Chiche Gelblung y la foto prohibida que desató su eterna pelea con Mirtha Legrand
Tras la partida del icónico periodista a los 82 años en el Sanatorio Mater Dei, se revive el histórico cruce con la diva de los almuerzos.
“Nunca tuve nada contra usted, señora”, le dijo Gelblung a Legrand en 2006.
Montaje MDZEl fallecimiento de Samuel "Chiche" Gelblung a los 82 años en el Sanatorio Mater Dei —donde casualmente también se encuentra internada la diva de los almuerzos por un cuadro de salud— marca el fin de una era en el periodismo y la televisión argentina. A lo largo de sus más de cinco décadas de trayectoria, el conductor protagonizó memorables enfrentamientos mediáticos, siendo el más duradero y emblemático el que mantuvo con Mirtha Legrand.
La foto veraniega de 1981 que detonó el conflicto
La rivalidad entre ambas figuras se remonta a 1981, cuando Gelblung se desempeñaba como director de la revista Gente. En plena temporada estival, la publicación lanzó una edición con una fotografía captada sin autorización en las playas de Mar del Plata, donde se veía a Mirtha Legrand tomando sol junto a su esposo, el productor Daniel Tinayre.
La divulgación de esa imagen provocó una profunda indignación en la conductora, quien consideró el hecho como una invasión inadmisible a su intimidad. Aquel episodio quebró la relación de manera inmediata y marcó el inicio de una distancia que se prolongaría durante décadas en la farándula nacional.
El video del "carajo, mierda" y la reconciliación en los Martín Fierro
Años más tarde, la tensión escaló nuevamente a través de la pantalla chica. Durante la década de 1990, desde la conducción de su recordado programa Memoria por Canal 9, Gelblung puso al aire un video de archivo sin editar donde se observaba a la diva enfurecida durante una pausa de Almorzando con Mirtha Legrand, pronunciando su célebre e histórica frase: “¡carajo, mierda!”. La emisión del material reactivó el cruce de declaraciones picantes entre ambos desde sus respectivos espacios.

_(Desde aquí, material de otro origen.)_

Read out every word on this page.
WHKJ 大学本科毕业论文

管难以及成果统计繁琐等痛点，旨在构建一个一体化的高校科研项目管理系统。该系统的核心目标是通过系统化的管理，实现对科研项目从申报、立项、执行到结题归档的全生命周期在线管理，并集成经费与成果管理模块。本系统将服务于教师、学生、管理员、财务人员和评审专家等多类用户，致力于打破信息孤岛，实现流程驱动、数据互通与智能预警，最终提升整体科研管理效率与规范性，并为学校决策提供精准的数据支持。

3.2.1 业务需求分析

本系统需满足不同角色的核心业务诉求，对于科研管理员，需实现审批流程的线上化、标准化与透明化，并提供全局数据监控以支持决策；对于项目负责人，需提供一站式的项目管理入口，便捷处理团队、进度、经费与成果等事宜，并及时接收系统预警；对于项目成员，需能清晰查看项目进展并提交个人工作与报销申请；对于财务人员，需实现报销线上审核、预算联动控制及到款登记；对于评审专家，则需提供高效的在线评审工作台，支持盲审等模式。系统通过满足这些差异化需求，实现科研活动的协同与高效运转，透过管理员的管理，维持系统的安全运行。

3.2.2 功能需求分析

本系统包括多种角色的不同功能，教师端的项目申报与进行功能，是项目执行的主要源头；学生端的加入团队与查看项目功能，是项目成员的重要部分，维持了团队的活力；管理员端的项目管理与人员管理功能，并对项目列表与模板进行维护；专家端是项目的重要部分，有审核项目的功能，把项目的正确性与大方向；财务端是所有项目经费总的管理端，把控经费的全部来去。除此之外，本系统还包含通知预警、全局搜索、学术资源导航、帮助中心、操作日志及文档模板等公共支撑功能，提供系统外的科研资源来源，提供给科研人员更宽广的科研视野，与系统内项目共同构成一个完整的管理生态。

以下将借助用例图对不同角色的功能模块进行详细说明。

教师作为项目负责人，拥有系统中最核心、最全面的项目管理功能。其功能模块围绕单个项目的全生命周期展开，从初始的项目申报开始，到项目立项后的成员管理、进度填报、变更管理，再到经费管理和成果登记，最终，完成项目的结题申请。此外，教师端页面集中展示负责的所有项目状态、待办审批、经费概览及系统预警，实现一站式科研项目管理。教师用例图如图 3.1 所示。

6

El esperado reencuentro público ocurrió en junio de 2005, durante la entrega de los Premios Martín Fierro conducida por la propia Legrand junto a Dady Brieva. Al momento de entregarle el galardón al periodista, la diva lanzó entre risas y con ironía: “Las vueltas de la vida: al que siempre habló mal de mí le tengo que entregar un premio”.
Sin buscar la polémica, Gelblung optó por una respuesta conciliadora que aflojó las tiranteces del pasado frente a todo el auditorio: “Nunca tuve nada contra usted, señora”. Con el paso del tiempo, el enfrentamiento se transformó en un clásico del espectáculo argentino que terminó sellando el respeto mutuo entre dos gigantes del archivo televisivo.